Alén Karel Diviš studied with the painters Josef Boháč and Emanuel Dítě. In 1926 he went to Paris where he attended the lectures of František Kupka. Initially, he was influenced by Cubism and abstract art, but after visiting North Africa in 1932 and Brittany, he focused on depicting the lives of suffering individuals. After the occupation of Czechoslovakia in 1939 he went back to Paris where he was accused of espionage and imprisoned. In 1941 he went to New York where he stayed until 1947. His time in jail damaged his health and this showed in his post-war work, the distinct theme of which became the depiction of the crucified Jesus Christ, symbolising human suffering and the proximity of death.

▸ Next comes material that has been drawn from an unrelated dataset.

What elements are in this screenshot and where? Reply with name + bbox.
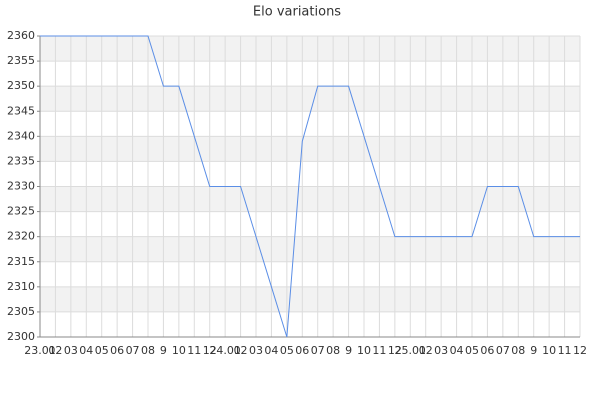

The first drawing for Crucified, dated 1941 and titled Christ the Prisoner, was followed by a whole cycle of paintings with this theme. This work, the model for which may be an older work, is not only the final work of the whole group, but also the last dated oil of Diviš's. It is a suggestive depiction of the face of the Saviour reflecting a quiet reconciliation with death.